The patient
A 48-year-old woman presented with a history of morbid obesity (376 pounds, BMI 66 kg/m²), hypertension (142/80 on multiple antihypertensive medications), uncontrolled diabetes mellitus (hemoglobin A1C of 9.1), worsening fatigue and increasing facial hair.
Cushing’s syndrome is characterized by abnormally elevated levels of cortisol and causes symptoms of obesity, hypertension, hyperglycemia, hirsutism, thin skin and muscle wasting. Cushing’s disease is defined as cortisol elevation secondary to adrenal gland stimulation by an adrenocorticotropic hormone (ACTH)-secreting pituitary adenoma. Endocrinology evaluation is necessary to evaluate for an ACTH-dependent cause of hypercortisolemia. Dedicated pituitary MRI scans are required to visualize pituitary tumors.
In this patient, endocrinology evaluation demonstrated an ACTH level of 134.9 and an abnormally elevated 24-hour free cortisol consistent with Cushing’s syndrome. An MRI failed to clearly demonstrate a pituitary tumor.
Preoperative MRI scans demonstrate no clear evidence of a pituitary abnormality.
The challenge
An ACTH-secreting pituitary adenoma may be too small to visualize on MRI. In this situation, bilateral, inferior petrosal sinus sampling is required to confirm that the source of abnormally high ACTH is from within the pituitary gland versus a nonpituitary ACTH secreting tumor. Blood samples are taken from the right and left inferior petrosal sinuses in close proximity to the pituitary gland. These right and left “central” blood samples are compared to “peripheral” blood samples from the arm before and after the administration of ACTH secretion-stimulating medication (corticotropin-releasing hormone or desmopressin).
The physicians
The solution
The patient underwent bilateral inferior petrosal sinus sampling, and results confirmed a pituitary localization with elevated ACTH at baseline, two, five, 10 and 15 minutes after stimulation, as well as a possible right-sided lateralization.
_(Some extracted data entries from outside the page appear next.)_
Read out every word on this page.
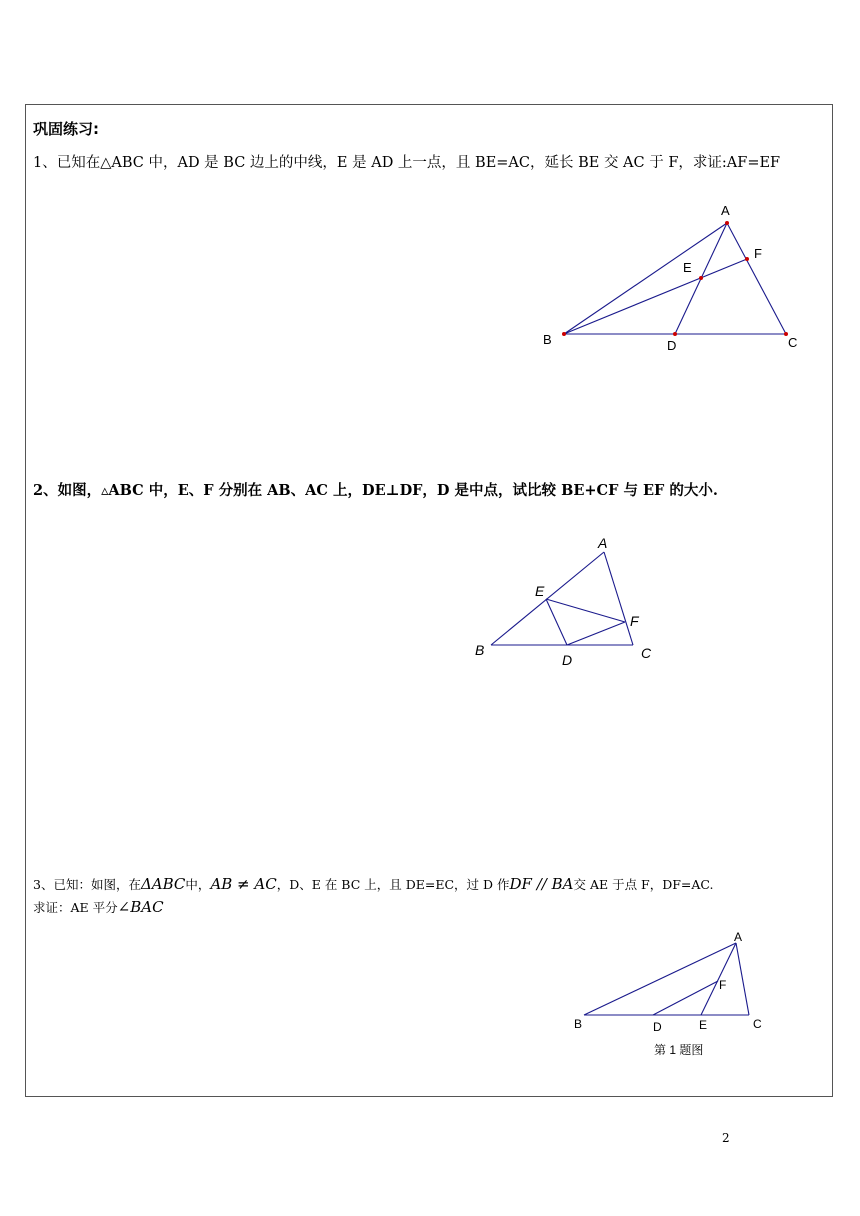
巩固练习:
1、已知在△ABC 中，AD 是 BC 边上的中线，E 是 AD 上一点，且 BE=AC，延长 BE 交 AC 于 F，求证:AF=EF
A
B	C
D
E
F
2、如图，▵ABC 中，E、F 分别在 AB、AC 上，DE⊥DF，D 是中点，试比较 BE+CF 与 EF 的大小.
A
B	C
D
E
F
3、已知：如图，在ΔABC中，AB ≠ AC，D、E 在 BC 上，且 DE=EC，过 D 作DF // BA交 AE 于点 F，DF=AC.
求证：AE 平分∠BAC
A
B	C
D	E
F
第 1 题图
2
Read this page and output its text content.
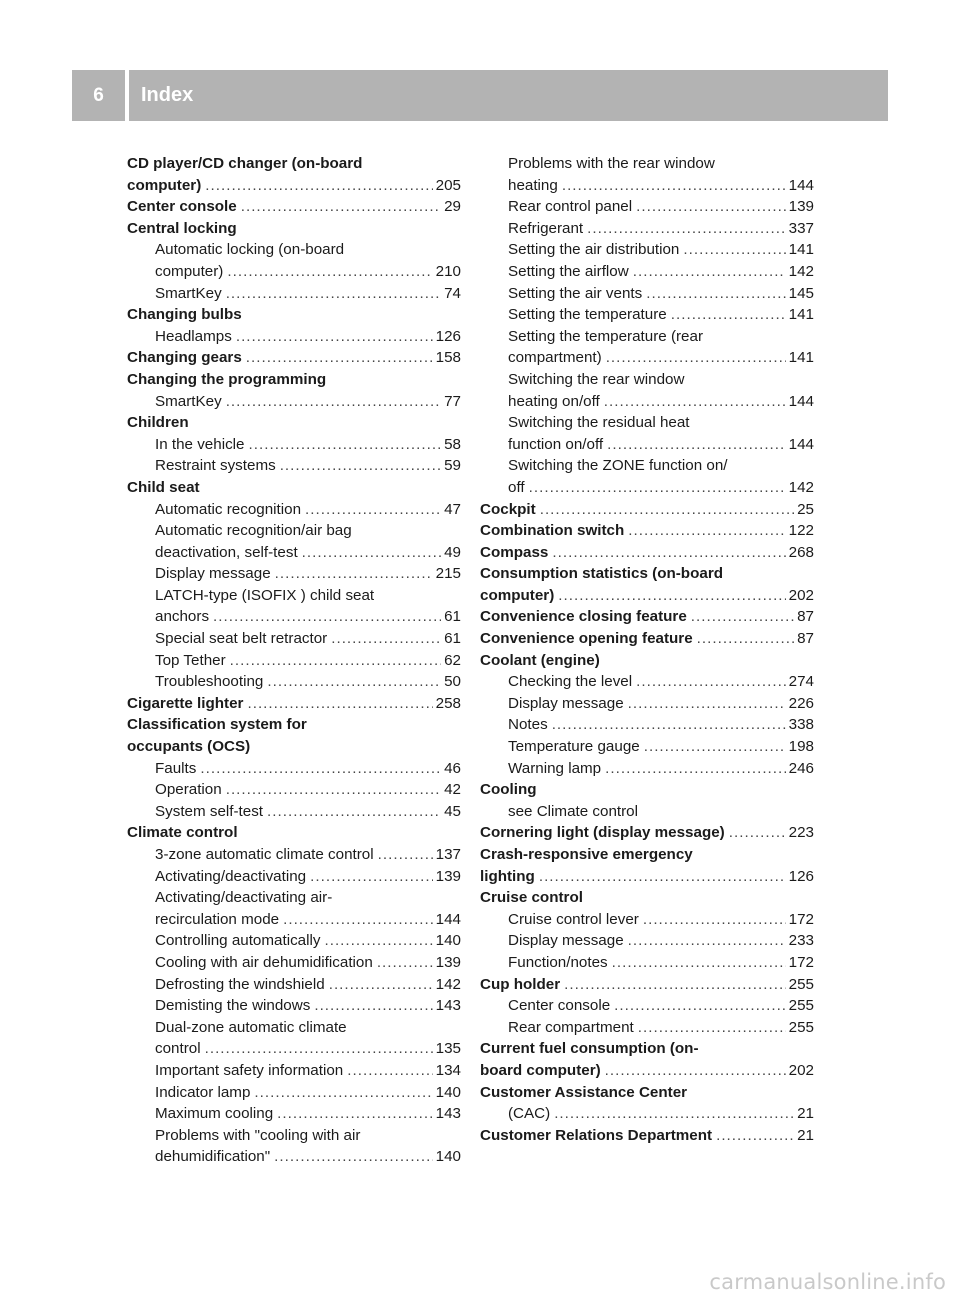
6	Index
CD player/CD changer (on-board
computer) . . .	205
Center console . . .	29
Central locking
Automatic locking (on-board
computer) . . .	210
SmartKey . . .	74
Changing bulbs
Headlamps . . .	126
Changing gears . . .	158
Changing the programming
SmartKey . . .	77
Children
In the vehicle . . .	58
Restraint systems . . .	59
Child seat
Automatic recognition . . .	47
Automatic recognition/air bag
deactivation, self-test . . .	49
Display message . . .	215
LATCH-type (ISOFIX ) child seat
anchors . . .	61
Special seat belt retractor . . .	61
Top Tether . . .	62
Troubleshooting . . .	50
Cigarette lighter . . .	258
Classification system for
occupants (OCS)
Faults . . .	46
Operation . . .	42
System self-test . . .	45
Climate control
3-zone automatic climate control . . .	137
Activating/deactivating . . .	139
Activating/deactivating air-
recirculation mode . . .	144
Controlling automatically . . .	140
Cooling with air dehumidification . . .	139
Defrosting the windshield . . .	142
Demisting the windows . . .	143
Dual-zone automatic climate
control . . .	135
Important safety information . . .	134
Indicator lamp . . .	140
Maximum cooling . . .	143
Problems with "cooling with air
dehumidification" . . .	140
Problems with the rear window
heating . . .	144
Rear control panel . . .	139
Refrigerant . . .	337
Setting the air distribution . . .	141
Setting the airflow . . .	142
Setting the air vents . . .	145
Setting the temperature . . .	141
Setting the temperature (rear
compartment) . . .	141
Switching the rear window
heating on/off . . .	144
Switching the residual heat
function on/off . . .	144
Switching the ZONE function on/
off . . .	142
Cockpit . . .	25
Combination switch . . .	122
Compass . . .	268
Consumption statistics (on-board
computer) . . .	202
Convenience closing feature . . .	87
Convenience opening feature . . .	87
Coolant (engine)
Checking the level . . .	274
Display message . . .	226
Notes . . .	338
Temperature gauge . . .	198
Warning lamp . . .	246
Cooling
see Climate control
Cornering light (display message) . . .	223
Crash-responsive emergency
lighting . . .	126
Cruise control
Cruise control lever . . .	172
Display message . . .	233
Function/notes . . .	172
Cup holder . . .	255
Center console . . .	255
Rear compartment . . .	255
Current fuel consumption (on-
board computer) . . .	202
Customer Assistance Center
(CAC) . . .	21
Customer Relations Department . . .	21
carmanualsonline.info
Baseline | +2 min | >+5 min | +10 min | +15 min | |
Peripheral | 83.3 | 89.4 | 93.8 | 101.2 | 106.6 |
Left IPS | 100.1 | 106.4 | 114.3 | 121.0 | 119.7 |
Right IPS | 1279.0 | 1513.0 | 1447.0 | 701.9 | 619.8 |
ACTH levels (pg/ml) from the peripheral blood, right inferior petrosal sinus (RIPS) and left inferior petrosal sinus (LIPS) at baseline, two, five, 10 and 15 minutes after stimulation. The marked elevations in right inferior petrosal samples in comparison to the left inferior petrosal sinus and peripheral blood confirm a central pituitary source and suggest right-sided lateralization. |
She then underwent endoscopic transnasal transsphenoidal surgery. In the operating room, a small lesion along the right side of pituitary gland was identified and removed. Final neuropathology confirmed a pituitary adenoma with ACTH expression.
The result
Four months after surgery, the patient’s ACTH level is normal (15.4, down from 134.9). She lost 60 pounds, with a BMI dropping to 54 from 66. Her blood pressure is 130/76, and she has been weaned off antihypertensive medications. Her glucose intolerance has improved, with a recent hemoglobin A1C of 7.1, down from 9.1. MRI scan demonstrates postsurgical changes with subtle evidence of the resection cavity.
Postoperative MRI scan demonstrates evidence of resection along the right aspect of the pituitary gland.
Treatment and results may not be representative of all similar cases.